Right wing violence is far more dangerous than Islamist terrorism, despite what the hype of governments and media suggest.

The International Centre for Counter-Terrorism investigated terrorist acts in 30 European states between the 2000 and 2014.

The researchers expected to find that a majority of those responsible were motivated by religion. In fact, their investigation, Countering lone actor terrorism, found religiously driven acts accounted for only a handful of fatalities. Right wing terrorists were much more lethal, accounting for nearly half of all deaths.

The Guardian quoted co-author Melanie Smith on this: “It became clear that actually the vast majority [of resources] were going to looking for religiously inspired terrorists … which kind of made sense to us because that’s what we were expecting too, but that’s not the case”. 

Islamophobic prejudices explain the distorted coverage and focus.
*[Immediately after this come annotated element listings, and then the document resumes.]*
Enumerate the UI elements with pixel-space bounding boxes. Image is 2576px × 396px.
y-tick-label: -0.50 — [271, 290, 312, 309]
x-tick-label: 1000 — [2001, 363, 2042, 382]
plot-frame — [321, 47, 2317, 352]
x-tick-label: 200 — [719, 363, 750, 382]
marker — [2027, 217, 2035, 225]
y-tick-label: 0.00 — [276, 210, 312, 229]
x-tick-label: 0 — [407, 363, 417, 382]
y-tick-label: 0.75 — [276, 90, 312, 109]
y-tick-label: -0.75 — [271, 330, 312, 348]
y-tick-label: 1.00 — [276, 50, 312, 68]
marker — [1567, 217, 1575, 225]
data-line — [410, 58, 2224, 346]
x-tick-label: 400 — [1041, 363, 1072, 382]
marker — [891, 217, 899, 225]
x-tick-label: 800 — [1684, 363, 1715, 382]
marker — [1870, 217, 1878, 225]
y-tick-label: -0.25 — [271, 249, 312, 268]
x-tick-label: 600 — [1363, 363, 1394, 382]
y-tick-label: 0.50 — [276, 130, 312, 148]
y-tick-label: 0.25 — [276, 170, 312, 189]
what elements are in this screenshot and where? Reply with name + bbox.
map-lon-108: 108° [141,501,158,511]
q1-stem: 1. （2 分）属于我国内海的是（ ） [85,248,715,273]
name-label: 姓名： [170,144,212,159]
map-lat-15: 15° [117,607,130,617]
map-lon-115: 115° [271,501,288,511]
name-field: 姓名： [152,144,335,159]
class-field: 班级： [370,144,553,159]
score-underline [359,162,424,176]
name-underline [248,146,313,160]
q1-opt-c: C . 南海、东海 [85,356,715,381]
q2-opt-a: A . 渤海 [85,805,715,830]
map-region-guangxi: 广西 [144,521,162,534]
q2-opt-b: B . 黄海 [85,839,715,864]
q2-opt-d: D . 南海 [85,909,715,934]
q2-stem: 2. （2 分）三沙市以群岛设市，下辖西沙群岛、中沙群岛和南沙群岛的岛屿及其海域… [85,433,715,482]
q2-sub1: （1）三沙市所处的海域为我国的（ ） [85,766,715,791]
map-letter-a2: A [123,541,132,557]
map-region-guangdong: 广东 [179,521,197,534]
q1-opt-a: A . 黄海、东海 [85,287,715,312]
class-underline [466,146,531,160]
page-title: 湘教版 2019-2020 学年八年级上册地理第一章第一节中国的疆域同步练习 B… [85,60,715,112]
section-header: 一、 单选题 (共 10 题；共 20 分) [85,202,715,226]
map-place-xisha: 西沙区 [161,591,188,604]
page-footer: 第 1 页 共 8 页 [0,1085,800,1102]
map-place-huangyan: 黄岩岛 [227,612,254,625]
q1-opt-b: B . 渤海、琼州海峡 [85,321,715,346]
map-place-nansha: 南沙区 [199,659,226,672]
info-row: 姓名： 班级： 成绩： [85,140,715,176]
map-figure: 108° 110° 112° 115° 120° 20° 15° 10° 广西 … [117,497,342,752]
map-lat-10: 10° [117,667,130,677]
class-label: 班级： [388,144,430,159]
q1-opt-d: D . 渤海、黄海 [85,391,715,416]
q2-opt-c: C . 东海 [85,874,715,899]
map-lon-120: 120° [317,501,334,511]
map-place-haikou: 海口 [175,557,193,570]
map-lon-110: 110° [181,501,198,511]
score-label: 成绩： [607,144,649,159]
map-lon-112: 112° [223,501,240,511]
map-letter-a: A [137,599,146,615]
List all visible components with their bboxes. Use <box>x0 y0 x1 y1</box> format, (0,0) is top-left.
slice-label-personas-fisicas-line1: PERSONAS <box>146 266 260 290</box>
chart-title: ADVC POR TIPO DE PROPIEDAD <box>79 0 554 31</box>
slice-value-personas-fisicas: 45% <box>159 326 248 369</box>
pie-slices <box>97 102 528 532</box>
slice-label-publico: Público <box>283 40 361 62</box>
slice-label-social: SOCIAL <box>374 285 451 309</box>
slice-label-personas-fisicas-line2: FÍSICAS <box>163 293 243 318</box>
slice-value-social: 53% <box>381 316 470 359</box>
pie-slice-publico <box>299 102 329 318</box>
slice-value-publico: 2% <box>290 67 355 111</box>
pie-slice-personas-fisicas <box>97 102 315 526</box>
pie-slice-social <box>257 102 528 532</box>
Focused on the violent edge, the report acknowledges that this fringe is connected to much bigger right wing groups. Pegida in Germany, UKIP in Britain, the Front National in France and similar groups in Sweden and the Netherlands are all associated with right wing terrorists. At the very least they provide “moral oxygen” to the terrorists with hateful demonstrations and vicious rhetoric.

Nationalist, anti-immigrant and Islamophobic sentiments drive the far right. These ideas are familiar to governments happy to scapegoat asylum seekers and demonise Muslims.

“The most frequent targets were civilians”, the report says, “in particular ethnic and religious minorities, asylum seekers and immigrants. A large majority of religious targets were Muslim”.

Germany alone recorded over 220 attacks on refugee homes in 2015. Far from bearing responsibility for violence, Muslims and asylum seekers are the targets.